The November general election is weeks behind us, but some of the most important deadlines in selecting a new president come in December and January.
"Some of the key milestones that happen between Election Day and Inauguration Day include the county-level certification of results, the state-level certification results, and the actual Electoral College casting and transmission of those results to Congress," said Matthew Weil, the director of the Elections Project at the Bipartisan Policy Center.
Each state sets its own deadline for certifying the election results, and some states have no deadline at all. The process is designed to allow time for the lawsuits and recounts that we're seeing in 2020.
"The electoral process is actually moving along quite normally. We've had these legal challenges that haven't added up to much. But the activities in every state are taking place, as usual," said Steven Smith, a professor of political science at Washington University in St. Louis.
Federal law sets Dec. 8 as the target date for all states to have their results finalized. That's called the Safe Harbor deadline.
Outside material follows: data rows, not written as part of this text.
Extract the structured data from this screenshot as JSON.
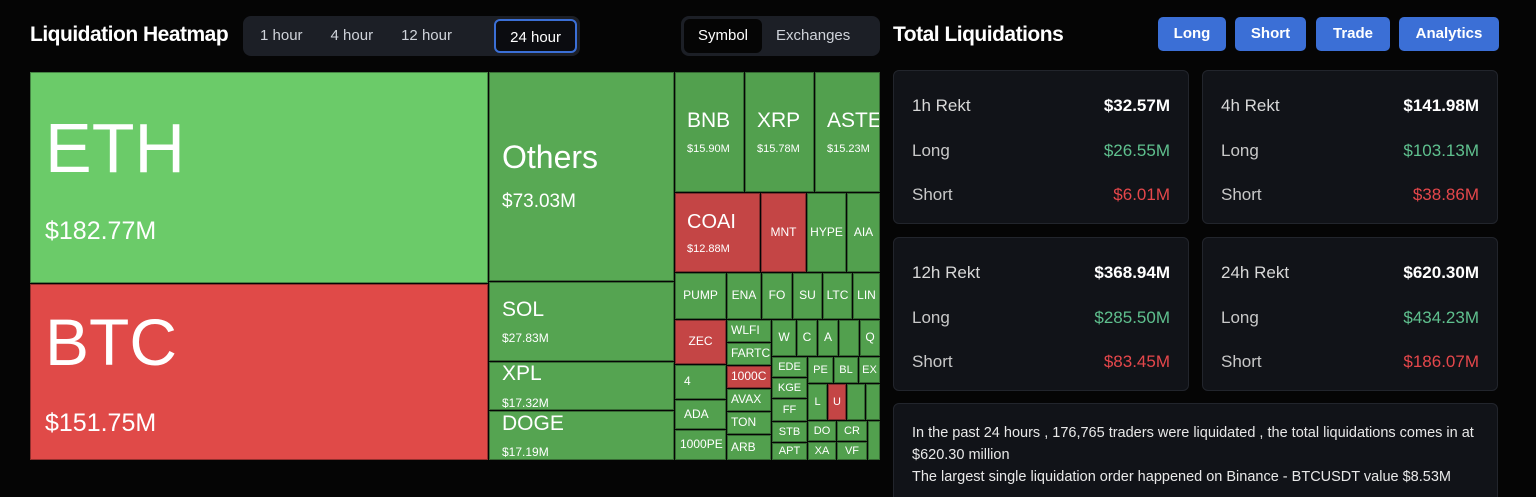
{
  "header": {
    "title": "Liquidation Heatmap",
    "tabs": [
      "1 hour",
      "4 hour",
      "12 hour",
      "24 hour"
    ],
    "active_tab": 3,
    "views": [
      "Symbol",
      "Exchanges"
    ],
    "active_view": 0
  },
  "heatmap": {
    "tiles": [
      {
        "label": "ETH",
        "value": "$182.77M",
        "color": "#6bcb69"
      },
      {
        "label": "BTC",
        "value": "$151.75M",
        "color": "#e04a48"
      },
      {
        "label": "Others",
        "value": "$73.03M",
        "color": "#58a954"
      },
      {
        "label": "SOL",
        "value": "$27.83M",
        "color": "#55a451"
      },
      {
        "label": "XPL",
        "value": "$17.32M",
        "color": "#55a451"
      },
      {
        "label": "DOGE",
        "value": "$17.19M",
        "color": "#55a451"
      },
      {
        "label": "BNB",
        "value": "$15.90M",
        "color": "#52a04e"
      },
      {
        "label": "XRP",
        "value": "$15.78M",
        "color": "#52a04e"
      },
      {
        "label": "ASTER",
        "value": "$15.23M",
        "color": "#52a04e"
      },
      {
        "label": "COAI",
        "value": "$12.88M",
        "color": "#c44545"
      },
      {
        "label": "MNT",
        "color": "#c44545"
      },
      {
        "label": "HYPE",
        "color": "#52a04e"
      },
      {
        "label": "AIA",
        "color": "#52a04e"
      },
      {
        "label": "PUMP",
        "color": "#52a04e"
      },
      {
        "label": "ENA",
        "color": "#52a04e"
      },
      {
        "label": "FO",
        "color": "#52a04e"
      },
      {
        "label": "SU",
        "color": "#52a04e"
      },
      {
        "label": "LTC",
        "color": "#52a04e"
      },
      {
        "label": "LIN",
        "color": "#52a04e"
      },
      {
        "label": "ZEC",
        "color": "#c44545"
      },
      {
        "label": "4",
        "color": "#52a04e"
      },
      {
        "label": "ADA",
        "color": "#52a04e"
      },
      {
        "label": "1000PE",
        "color": "#52a04e"
      },
      {
        "label": "WLFI",
        "color": "#52a04e"
      },
      {
        "label": "FARTC",
        "color": "#52a04e"
      },
      {
        "label": "1000C",
        "color": "#c44545"
      },
      {
        "label": "AVAX",
        "color": "#52a04e"
      },
      {
        "label": "TON",
        "color": "#52a04e"
      },
      {
        "label": "ARB",
        "color": "#52a04e"
      },
      {
        "label": "W",
        "color": "#52a04e"
      },
      {
        "label": "C",
        "color": "#52a04e"
      },
      {
        "label": "A",
        "color": "#52a04e"
      },
      {
        "label": "Q",
        "color": "#52a04e"
      },
      {
        "label": "EDE",
        "color": "#52a04e"
      },
      {
        "label": "KGE",
        "color": "#52a04e"
      },
      {
        "label": "FF",
        "color": "#52a04e"
      },
      {
        "label": "STB",
        "color": "#52a04e"
      },
      {
        "label": "APT",
        "color": "#52a04e"
      },
      {
        "label": "PE",
        "color": "#52a04e"
      },
      {
        "label": "BL",
        "color": "#52a04e"
      },
      {
        "label": "EX",
        "color": "#52a04e"
      },
      {
        "label": "L",
        "color": "#52a04e"
      },
      {
        "label": "U",
        "color": "#c44545"
      },
      {
        "label": "DO",
        "color": "#52a04e"
      },
      {
        "label": "CR",
        "color": "#52a04e"
      },
      {
        "label": "XA",
        "color": "#52a04e"
      },
      {
        "label": "VF",
        "color": "#52a04e"
      }
    ]
  },
  "panel": {
    "title": "Total Liquidations",
    "buttons": [
      "Long",
      "Short",
      "Trade",
      "Analytics"
    ],
    "cards": [
      {
        "title": "1h Rekt",
        "total": "$32.57M",
        "long_label": "Long",
        "long": "$26.55M",
        "short_label": "Short",
        "short": "$6.01M"
      },
      {
        "title": "4h Rekt",
        "total": "$141.98M",
        "long_label": "Long",
        "long": "$103.13M",
        "short_label": "Short",
        "short": "$38.86M"
      },
      {
        "title": "12h Rekt",
        "total": "$368.94M",
        "long_label": "Long",
        "long": "$285.50M",
        "short_label": "Short",
        "short": "$83.45M"
      },
      {
        "title": "24h Rekt",
        "total": "$620.30M",
        "long_label": "Long",
        "long": "$434.23M",
        "short_label": "Short",
        "short": "$186.07M"
      }
    ],
    "summary": [
      "In the past 24 hours , 176,765 traders were liquidated , the total liquidations comes in at $620.30 million",
      "The largest single liquidation order happened on Binance - BTCUSDT value $8.53M"
    ]
  }
}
"If a state has finalized their split of electors, they picked which candidate is going to get the electoral college votes by Dec. 8, then Congress won't challenge those votes," said Weil.
The next key milestone happens on Dec. 14. That's when electors in each state will meet in their respective capitals and formally cast their states' electoral votes. Those votes are transmitted to Washington, D.C., where the new Congress will vote to approve them on Jan. 6, 2021.
"Is there anything that can happen between Dec. 14 and Jan. 6 that can change the results?"
"No, not really. Once the electors' votes are cast, they're actually signed and sealed and sent to Washington and not opened until they get to the floor of the House of Representatives, where the House and the Senate then open those ballots and and have them counted," said Smith.